Account Based Marketing was, of course, a big topic of discussion as well. An ABM focused lens is important for marketers as they develop content to serve the needs of each member of the buying committee at every stage of the funnel, identify and unify data signals at the account level, and engage in outreach to those accounts across all channels. I was a bit surprised at how many marketers in attendance were still saying that their companies track individual leads rather than account level opportunities. There is clearly still work for many to do.
Many of the leading technology vendors in the market were represented at the #B2BMX and showcased their solutions (all suited for ABM), including categories like: Intent Data/Predictive; AI; ABM; Display; Demand Orchestration; Lead Generation; CRM; Marketing Automation; and more.
As a decision maker at a leading marketing agency servicing dozens of B2B clients, I found myself on the receiving end of ABM tactics from many of the vendors in attendance. My email inbox, LinkedIn, event app message box, and phone voicemail were full to the brim with requests for meetings, meet ups, attendance at after parties, and the like. It’s nice to feel “popular,” although I will say that my own experience validated what the research has been telling us: A buyer is more eager and willing to engage with a solutions provider that they already have a relationship with and when they can engage on their own terms, rather than when they receive unsolicited sales interactions.
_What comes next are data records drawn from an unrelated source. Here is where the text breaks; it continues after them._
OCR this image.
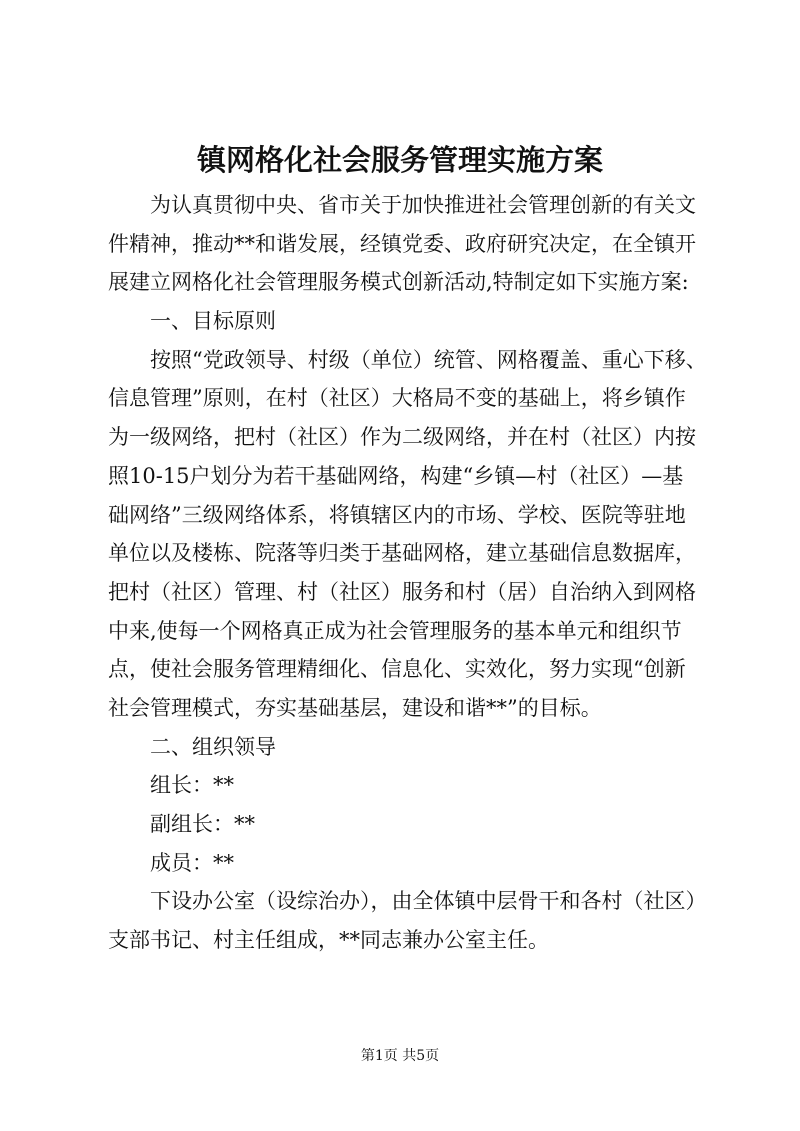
镇网格化社会服务管理实施方案
为认真贯彻中央、省市关于加快推进社会管理创新的有关文
件精神，推动**和谐发展，经镇党委、政府研究决定，在全镇开
展建立网格化社会管理服务模式创新活动,特制定如下实施方案:
一、目标原则
按照“党政领导、村级（单位）统管、网格覆盖、重心下移、
信息管理”原则，在村（社区）大格局不变的基础上，将乡镇作
为一级网络，把村（社区）作为二级网络，并在村（社区）内按
照10-15户划分为若干基础网络，构建“乡镇—村（社区）—基
础网络”三级网络体系，将镇辖区内的市场、学校、医院等驻地
单位以及楼栋、院落等归类于基础网格，建立基础信息数据库，
把村（社区）管理、村（社区）服务和村（居）自治纳入到网格
中来,使每一个网格真正成为社会管理服务的基本单元和组织节
点，使社会服务管理精细化、信息化、实效化，努力实现“创新
社会管理模式，夯实基础基层，建设和谐**”的目标。
二、组织领导
组长：**
副组长：**
成员：**
下设办公室（设综治办），由全体镇中层骨干和各村（社区）
支部书记、村主任组成，**同志兼办公室主任。
第1页 共5页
As is the case with most buyers, most of my own time and energy at the event was spent with partners/vendors that I already had awareness of, or a relationship with, had intention to potentially work with in the future, and that have provided valuable information/education in the past. This was a great reminder of why these elements are so important for our clients, their own customers, and potential customers.
If the attendees of the #B2BMX walked away with the same summation of the event that I did, then I believe they will go home to their companies and be very focused this year on delivering improved customer experiences across all stages of the journey. And that can only be a good thing.